The Chelsea midfielder claimed to complete his 5km run in a stunning 16 minutes 11 seconds, only for the Manchester United youngster to beat it by ten seconds.
It should come as no surprise that several members of the Red Devils squad are taking the challenge seriously and trying to outdo each other, according to Daniel James.
“A lot of the boys are going outside, doing runs and sending them in. It’s a competition to get the best 5km time,” the Wales international said, per The Times.
“It’s been good, nice and competitive still. Scott is winning at the moment and I don’t think anyone is going to top it.”
Well, he’s almost certainly right when you look at how McTominay’s time stacks up against the achievements of actual middle-distance runners.
According to the times collated on the Power of 10 website, the Scottish midfielder would’ve clocked the 28th fastest time recorded by a British runner had it come in a competitive race.
When you disregard times recorded abroad and compare his effort to only those set on British soil, it’s even more astounding.
McTominay’s 16.01 would’ve put him seventh in the standings for races in the UK this year.
The Times also note that the 23-year-old actually ran 5.03km, meaning his time would’ve been approximately 15.55 had he not run the extra 30m.
While it’s still some way off the top athletes in the world – Mo Farah won gold at the London Olympics in 2012 with a time of 13.41 – let it take nothing away from McTominay.

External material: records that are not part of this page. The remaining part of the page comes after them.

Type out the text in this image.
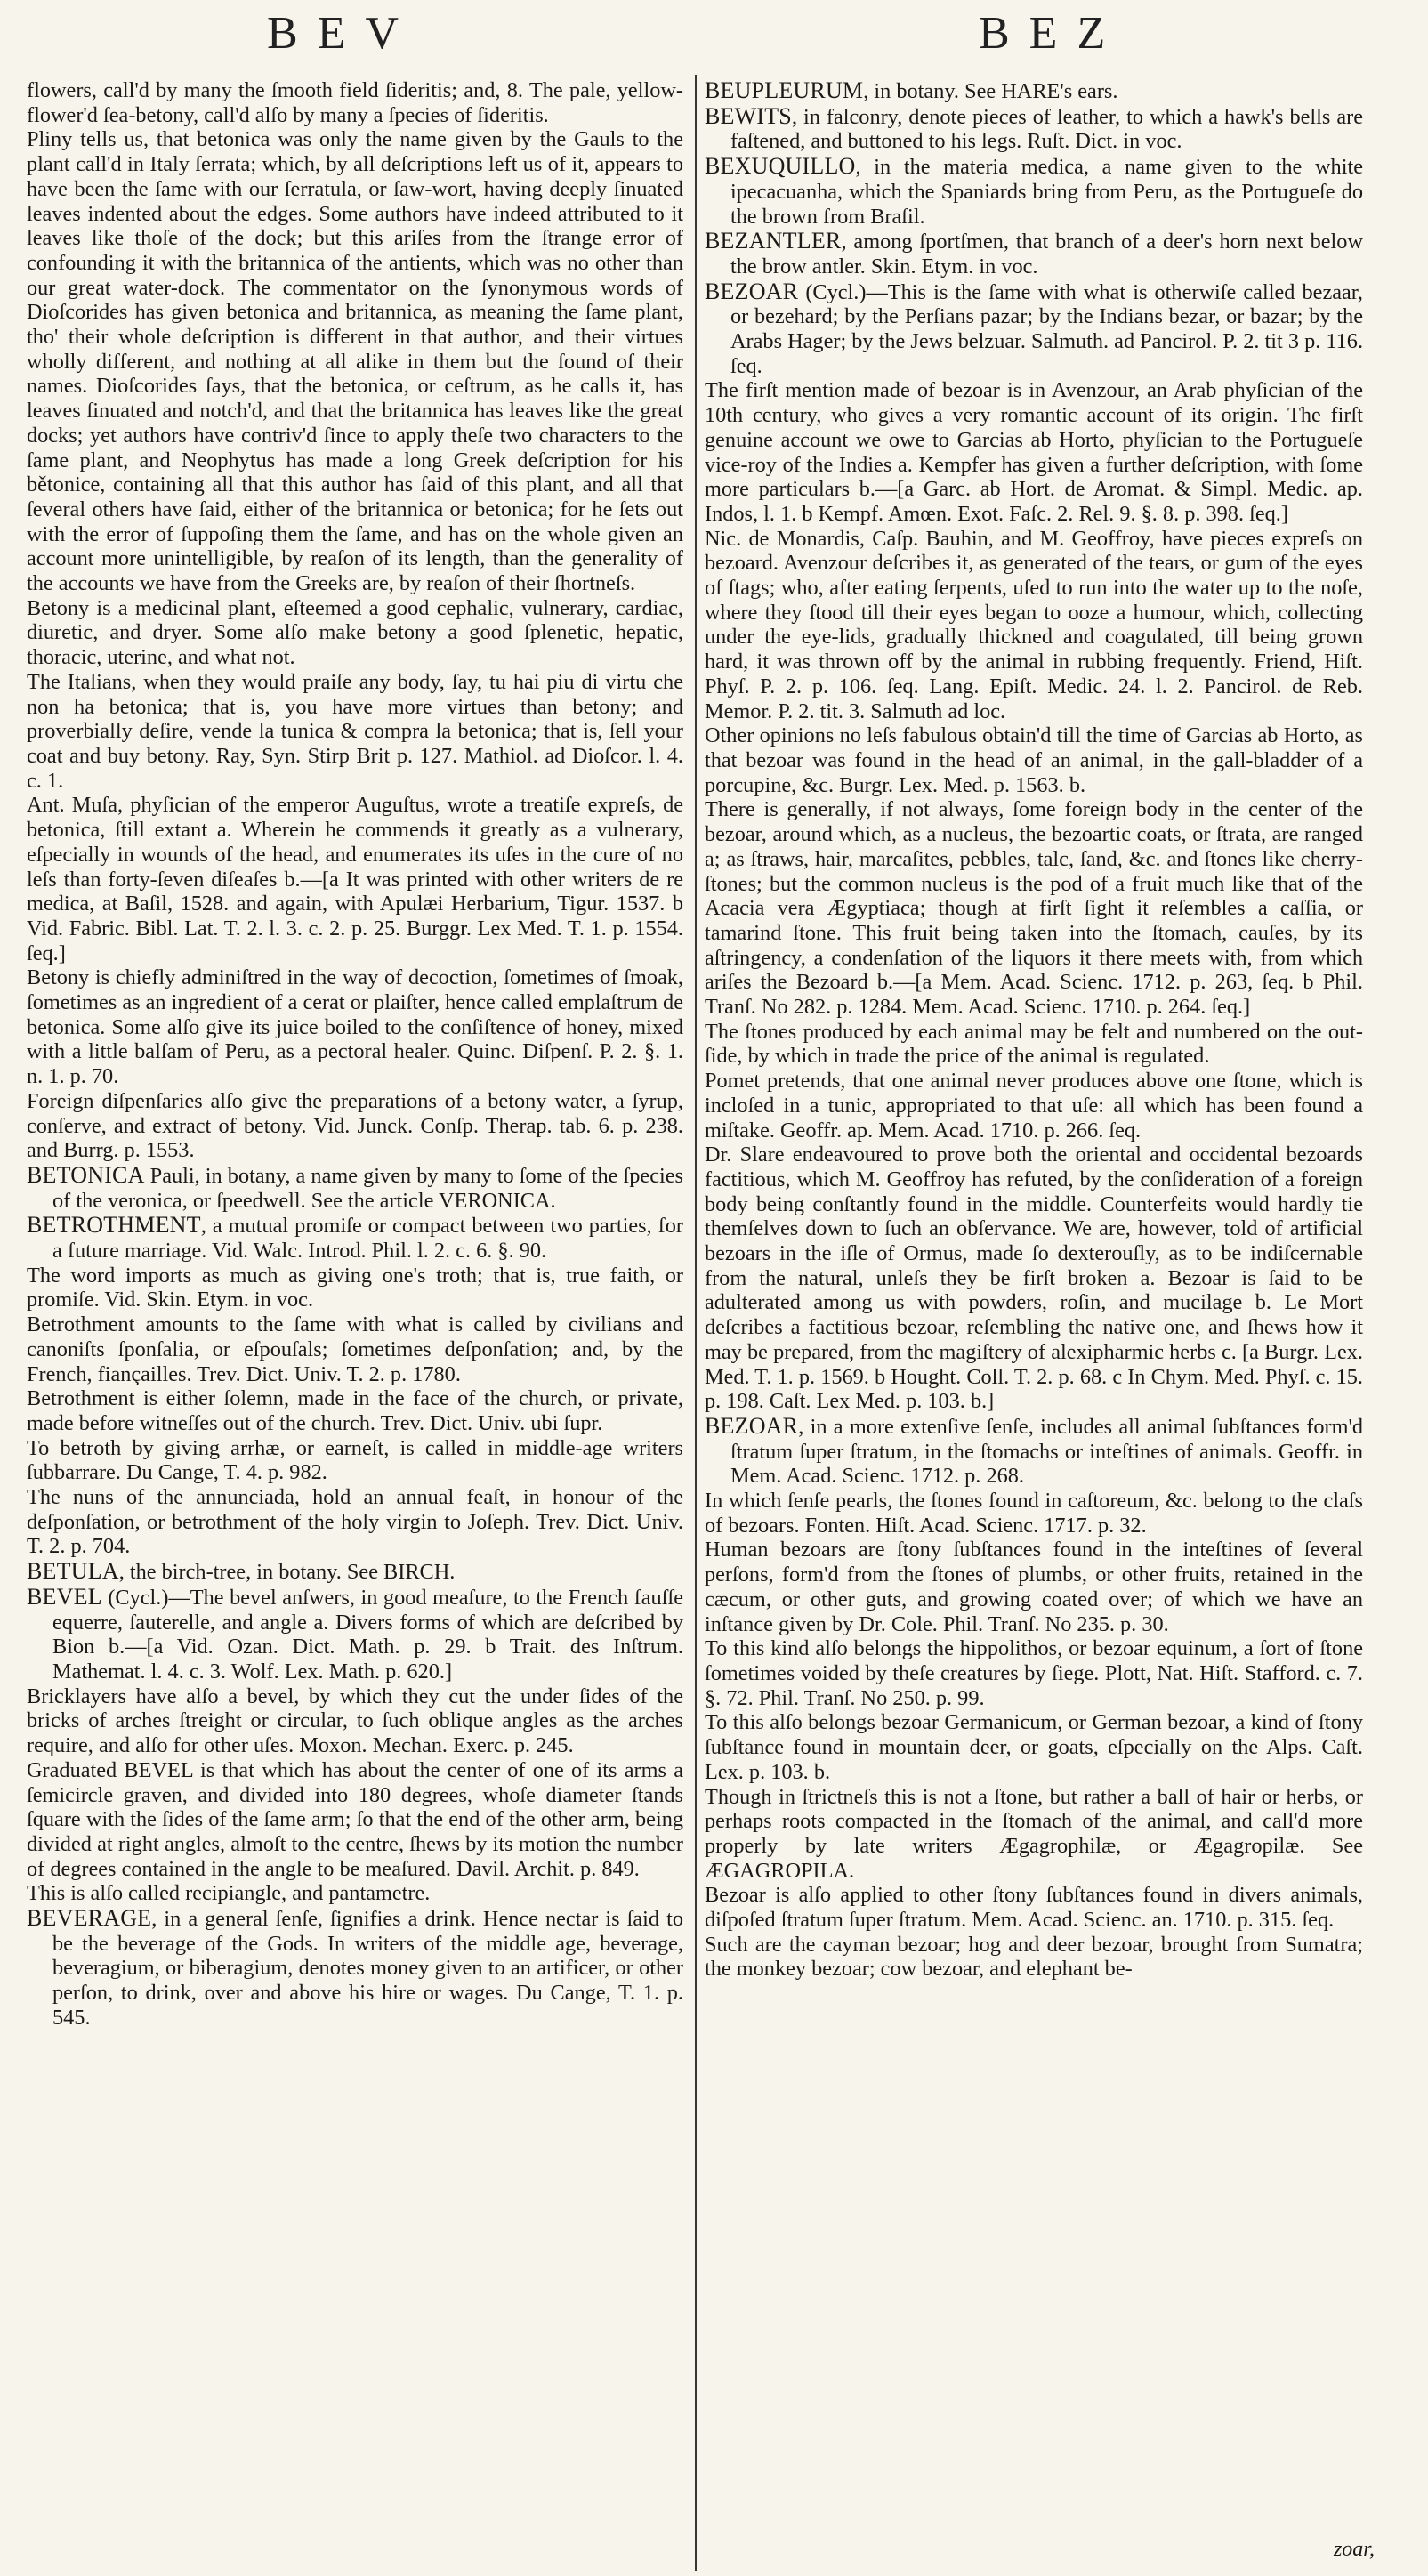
BEV	BEZ

flowers, call'd by many the ſmooth field ſideritis; and, 8. The pale, yellow-flower'd ſea-betony, call'd alſo by many a ſpecies of ſideritis.

Pliny tells us, that betonica was only the name given by the Gauls to the plant call'd in Italy ſerrata; which, by all deſcriptions left us of it, appears to have been the ſame with our ſerratula, or ſaw-wort, having deeply ſinuated leaves indented about the edges. Some authors have indeed attributed to it leaves like thoſe of the dock; but this ariſes from the ſtrange error of confounding it with the britannica of the antients, which was no other than our great water-dock. The commentator on the ſynonymous words of Dioſcorides has given betonica and britannica, as meaning the ſame plant, tho' their whole deſcription is different in that author, and their virtues wholly different, and nothing at all alike in them but the ſound of their names. Dioſcorides ſays, that the betonica, or ceſtrum, as he calls it, has leaves ſinuated and notch'd, and that the britannica has leaves like the great docks; yet authors have contriv'd ſince to apply theſe two characters to the ſame plant, and Neophytus has made a long Greek deſcription for his bětonice, containing all that this author has ſaid of this plant, and all that ſeveral others have ſaid, either of the britannica or betonica; for he ſets out with the error of ſuppoſing them the ſame, and has on the whole given an account more unintelligible, by reaſon of its length, than the generality of the accounts we have from the Greeks are, by reaſon of their ſhortneſs.

Betony is a medicinal plant, eſteemed a good cephalic, vulnerary, cardiac, diuretic, and dryer. Some alſo make betony a good ſplenetic, hepatic, thoracic, uterine, and what not.

The Italians, when they would praiſe any body, ſay, tu hai piu di virtu che non ha betonica; that is, you have more virtues than betony; and proverbially deſire, vende la tunica & compra la betonica; that is, ſell your coat and buy betony. Ray, Syn. Stirp Brit p. 127. Mathiol. ad Dioſcor. l. 4. c. 1.

Ant. Muſa, phyſician of the emperor Auguſtus, wrote a treatiſe expreſs, de betonica, ſtill extant a. Wherein he commends it greatly as a vulnerary, eſpecially in wounds of the head, and enumerates its uſes in the cure of no leſs than forty-ſeven diſeaſes b.—[a It was printed with other writers de re medica, at Baſil, 1528. and again, with Apulæi Herbarium, Tigur. 1537. b Vid. Fabric. Bibl. Lat. T. 2. l. 3. c. 2. p. 25. Burggr. Lex Med. T. 1. p. 1554. ſeq.]

Betony is chiefly adminiſtred in the way of decoction, ſometimes of ſmoak, ſometimes as an ingredient of a cerat or plaiſter, hence called emplaſtrum de betonica. Some alſo give its juice boiled to the conſiſtence of honey, mixed with a little balſam of Peru, as a pectoral healer. Quinc. Diſpenſ. P. 2. §. 1. n. 1. p. 70.

Foreign diſpenſaries alſo give the preparations of a betony water, a ſyrup, conſerve, and extract of betony. Vid. Junck. Conſp. Therap. tab. 6. p. 238. and Burrg. p. 1553.

BETONICA Pauli, in botany, a name given by many to ſome of the ſpecies of the veronica, or ſpeedwell. See the article VERONICA.

BETROTHMENT, a mutual promiſe or compact between two parties, for a future marriage. Vid. Walc. Introd. Phil. l. 2. c. 6. §. 90.

The word imports as much as giving one's troth; that is, true faith, or promiſe. Vid. Skin. Etym. in voc.

Betrothment amounts to the ſame with what is called by civilians and canoniſts ſponſalia, or eſpouſals; ſometimes deſponſation; and, by the French, fiançailles. Trev. Dict. Univ. T. 2. p. 1780.

Betrothment is either ſolemn, made in the face of the church, or private, made before witneſſes out of the church. Trev. Dict. Univ. ubi ſupr.

To betroth by giving arrhæ, or earneſt, is called in middle-age writers ſubbarrare. Du Cange, T. 4. p. 982.

The nuns of the annunciada, hold an annual feaſt, in honour of the deſponſation, or betrothment of the holy virgin to Joſeph. Trev. Dict. Univ. T. 2. p. 704.

BETULA, the birch-tree, in botany. See BIRCH.

BEVEL (Cycl.)—The bevel anſwers, in good meaſure, to the French fauſſe equerre, ſauterelle, and angle a. Divers forms of which are deſcribed by Bion b.—[a Vid. Ozan. Dict. Math. p. 29. b Trait. des Inſtrum. Mathemat. l. 4. c. 3. Wolf. Lex. Math. p. 620.]

Bricklayers have alſo a bevel, by which they cut the under ſides of the bricks of arches ſtreight or circular, to ſuch oblique angles as the arches require, and alſo for other uſes. Moxon. Mechan. Exerc. p. 245.

Graduated BEVEL is that which has about the center of one of its arms a ſemicircle graven, and divided into 180 degrees, whoſe diameter ſtands ſquare with the ſides of the ſame arm; ſo that the end of the other arm, being divided at right angles, almoſt to the centre, ſhews by its motion the number of degrees contained in the angle to be meaſured. Davil. Archit. p. 849.

This is alſo called recipiangle, and pantametre.

BEVERAGE, in a general ſenſe, ſignifies a drink. Hence nectar is ſaid to be the beverage of the Gods. In writers of the middle age, beverage, beveragium, or biberagium, denotes money given to an artificer, or other perſon, to drink, over and above his hire or wages. Du Cange, T. 1. p. 545.

BEUPLEURUM, in botany. See HARE's ears.

BEWITS, in falconry, denote pieces of leather, to which a hawk's bells are faſtened, and buttoned to his legs. Ruſt. Dict. in voc.

BEXUQUILLO, in the materia medica, a name given to the white ipecacuanha, which the Spaniards bring from Peru, as the Portugueſe do the brown from Braſil.

BEZANTLER, among ſportſmen, that branch of a deer's horn next below the brow antler. Skin. Etym. in voc.

BEZOAR (Cycl.)—This is the ſame with what is otherwiſe called bezaar, or bezehard; by the Perſians pazar; by the Indians bezar, or bazar; by the Arabs Hager; by the Jews belzuar. Salmuth. ad Pancirol. P. 2. tit 3 p. 116. ſeq.

The firſt mention made of bezoar is in Avenzour, an Arab phyſician of the 10th century, who gives a very romantic account of its origin. The firſt genuine account we owe to Garcias ab Horto, phyſician to the Portugueſe vice-roy of the Indies a. Kempfer has given a further deſcription, with ſome more particulars b.—[a Garc. ab Hort. de Aromat. & Simpl. Medic. ap. Indos, l. 1. b Kempf. Amœn. Exot. Faſc. 2. Rel. 9. §. 8. p. 398. ſeq.]

Nic. de Monardis, Caſp. Bauhin, and M. Geoffroy, have pieces expreſs on bezoard. Avenzour deſcribes it, as generated of the tears, or gum of the eyes of ſtags; who, after eating ſerpents, uſed to run into the water up to the noſe, where they ſtood till their eyes began to ooze a humour, which, collecting under the eye-lids, gradually thickned and coagulated, till being grown hard, it was thrown off by the animal in rubbing frequently. Friend, Hiſt. Phyſ. P. 2. p. 106. ſeq. Lang. Epiſt. Medic. 24. l. 2. Pancirol. de Reb. Memor. P. 2. tit. 3. Salmuth ad loc.

Other opinions no leſs fabulous obtain'd till the time of Garcias ab Horto, as that bezoar was found in the head of an animal, in the gall-bladder of a porcupine, &c. Burgr. Lex. Med. p. 1563. b.

There is generally, if not always, ſome foreign body in the center of the bezoar, around which, as a nucleus, the bezoartic coats, or ſtrata, are ranged a; as ſtraws, hair, marcaſites, pebbles, talc, ſand, &c. and ſtones like cherry-ſtones; but the common nucleus is the pod of a fruit much like that of the Acacia vera Ægyptiaca; though at firſt ſight it reſembles a caſſia, or tamarind ſtone. This fruit being taken into the ſtomach, cauſes, by its aſtringency, a condenſation of the liquors it there meets with, from which ariſes the Bezoard b.—[a Mem. Acad. Scienc. 1712. p. 263, ſeq. b Phil. Tranſ. No 282. p. 1284. Mem. Acad. Scienc. 1710. p. 264. ſeq.]

The ſtones produced by each animal may be felt and numbered on the out-ſide, by which in trade the price of the animal is regulated.

Pomet pretends, that one animal never produces above one ſtone, which is incloſed in a tunic, appropriated to that uſe: all which has been found a miſtake. Geoffr. ap. Mem. Acad. 1710. p. 266. ſeq.

Dr. Slare endeavoured to prove both the oriental and occidental bezoards factitious, which M. Geoffroy has refuted, by the conſideration of a foreign body being conſtantly found in the middle. Counterfeits would hardly tie themſelves down to ſuch an obſervance. We are, however, told of artificial bezoars in the iſle of Ormus, made ſo dexterouſly, as to be indiſcernable from the natural, unleſs they be firſt broken a. Bezoar is ſaid to be adulterated among us with powders, roſin, and mucilage b. Le Mort deſcribes a factitious bezoar, reſembling the native one, and ſhews how it may be prepared, from the magiſtery of alexipharmic herbs c. [a Burgr. Lex. Med. T. 1. p. 1569. b Hought. Coll. T. 2. p. 68. c In Chym. Med. Phyſ. c. 15. p. 198. Caſt. Lex Med. p. 103. b.]

BEZOAR, in a more extenſive ſenſe, includes all animal ſubſtances form'd ſtratum ſuper ſtratum, in the ſtomachs or inteſtines of animals. Geoffr. in Mem. Acad. Scienc. 1712. p. 268.

In which ſenſe pearls, the ſtones found in caſtoreum, &c. belong to the claſs of bezoars. Fonten. Hiſt. Acad. Scienc. 1717. p. 32.

Human bezoars are ſtony ſubſtances found in the inteſtines of ſeveral perſons, form'd from the ſtones of plumbs, or other fruits, retained in the cæcum, or other guts, and growing coated over; of which we have an inſtance given by Dr. Cole. Phil. Tranſ. No 235. p. 30.

To this kind alſo belongs the hippolithos, or bezoar equinum, a ſort of ſtone ſometimes voided by theſe creatures by ſiege. Plott, Nat. Hiſt. Stafford. c. 7. §. 72. Phil. Tranſ. No 250. p. 99.

To this alſo belongs bezoar Germanicum, or German bezoar, a kind of ſtony ſubſtance found in mountain deer, or goats, eſpecially on the Alps. Caſt. Lex. p. 103. b.

Though in ſtrictneſs this is not a ſtone, but rather a ball of hair or herbs, or perhaps roots compacted in the ſtomach of the animal, and call'd more properly by late writers Ægagrophilæ, or Ægagropilæ. See ÆGAGROPILA.

Bezoar is alſo applied to other ſtony ſubſtances found in divers animals, diſpoſed ſtratum ſuper ſtratum. Mem. Acad. Scienc. an. 1710. p. 315. ſeq.

Such are the cayman bezoar; hog and deer bezoar, brought from Sumatra; the monkey bezoar; cow bezoar, and elephant be-

zoar,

The academy graduate is clearly well ahead of the average footballer when it comes to middle distance running, though we shouldn’t be overly surprised by his prowess.
Last November, United revealed McTominay covered more ground than any of his club teammates in the first 12 league matches of the season (130.88km).
No prizes for guessing which Red Devil is in the best condition whenever football resumes.